Characterize genome annotation and characterization

The cp genome was annotated using GeSeq software51, and the annotation results were manually corrected using Geneious Prime52. The boundaries of all tRNA genes were determined using the online software tRNAscan-SE (http://lowelab.ucsc.edu/tRNAscan-SE/)53. Chloroplast genome map** was performed online using Organellar Genome DRAW (OGDRAW) software (https://chlorobox.mpimp-golm.mpg.de/OGDraw.html)54.

Analysis of repetitive sequences and codon preference

REPuter software (https://bibiserv.cebitec.uni-bielefeld.de/reputer) was used to detect dispersed repeats in the cp genome sequences with the following parameters set: minimum repeat length of 30 bp and a Hamming distance of 3 (> 90% similarity between repeats)55. Tandem repeats were detected using Tandem Repeats finder software (https://tandem.bu.edu/trf/trf.html)56, with default values for parameters. Information on the cp genomes was entered into MISA software57, and simple repetitive sequences in the cp genomes of all species were detected separately with the parameters of single-nucleotide units, dinucleotide, trinucleotide, tetranucleotide, pentanucleotide, and hexanucleotide repeats set to 10, 5, 4, 3, 3, and 3, respectively, and the types, numbers, and distribution patterns of SSRs were analyzed.

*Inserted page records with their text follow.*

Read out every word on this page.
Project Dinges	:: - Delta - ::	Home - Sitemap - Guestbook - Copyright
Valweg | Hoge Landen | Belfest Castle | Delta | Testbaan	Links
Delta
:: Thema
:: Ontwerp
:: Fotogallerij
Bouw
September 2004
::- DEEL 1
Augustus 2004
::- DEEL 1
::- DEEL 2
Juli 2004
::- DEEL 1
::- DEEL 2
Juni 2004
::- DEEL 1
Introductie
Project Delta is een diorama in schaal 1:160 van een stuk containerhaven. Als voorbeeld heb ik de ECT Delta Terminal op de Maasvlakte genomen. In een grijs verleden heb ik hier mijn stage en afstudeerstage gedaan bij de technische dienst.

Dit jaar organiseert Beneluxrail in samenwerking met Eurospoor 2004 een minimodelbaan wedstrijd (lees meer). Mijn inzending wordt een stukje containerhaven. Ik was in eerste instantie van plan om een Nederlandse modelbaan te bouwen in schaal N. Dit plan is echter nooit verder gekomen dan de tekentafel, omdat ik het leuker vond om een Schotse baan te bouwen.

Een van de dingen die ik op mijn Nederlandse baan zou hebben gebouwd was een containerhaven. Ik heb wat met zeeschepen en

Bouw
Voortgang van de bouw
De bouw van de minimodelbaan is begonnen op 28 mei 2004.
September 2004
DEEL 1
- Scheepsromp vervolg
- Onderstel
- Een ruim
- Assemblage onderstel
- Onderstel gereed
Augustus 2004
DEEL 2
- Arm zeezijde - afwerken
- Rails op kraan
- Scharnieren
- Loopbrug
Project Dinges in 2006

Analysis of contraction and expansion of IR region

One of the most important sources of cp genome size variation is IR/SSC boundary changes58. mVISTA software was used for a comparative analysis of the complete cp genomes of P. chinensis and P. kansuensis and the plastomes of 8 other representatives of the genus Pedicularis under the LAGAN model59. An LSC/IR/SSC boundary comparison of the cp genomes of the 10 plant species was performed using IRscope software (https://irscope.shinyapps.io/irapp/) to identify possible contractions and expansions of the IR regions in Pedicularis60.

Phylogenetic analysis Pedicularis

To accurately determine the taxonomic position of P. chinensis and P. kansuensis, the cp genome sequences of 66 species representing the family Orobanchaceae were collected from NCBI for a phylogenetic analysis (Table S2). Species were selected as follows: 25 genera in the family Orobanchaceae, with at least 1 species per genus, increasing the number of species selected for species-rich genera. Scrophularia henryi of the genus Scrophularia in the family Scrophulariaceae was used as an outgroup. Mega software was used to compare the complete cp genome data of the above 66 species. Based on the obtained 66 nucleotide sequences, the phylogenetic tree was constructed by maximum likelihood (ML) method, and the parameters were set as Models = GTR + GAMMA, Bootstrap = 1 00061,62.

Ethical approval and consent to participate

The plant specimen is not an endangered species. It does not require specific permissions or licenses. The collection was carried out in accordance with the guidelines provided by Qinghai University and the relevant requirements of international law.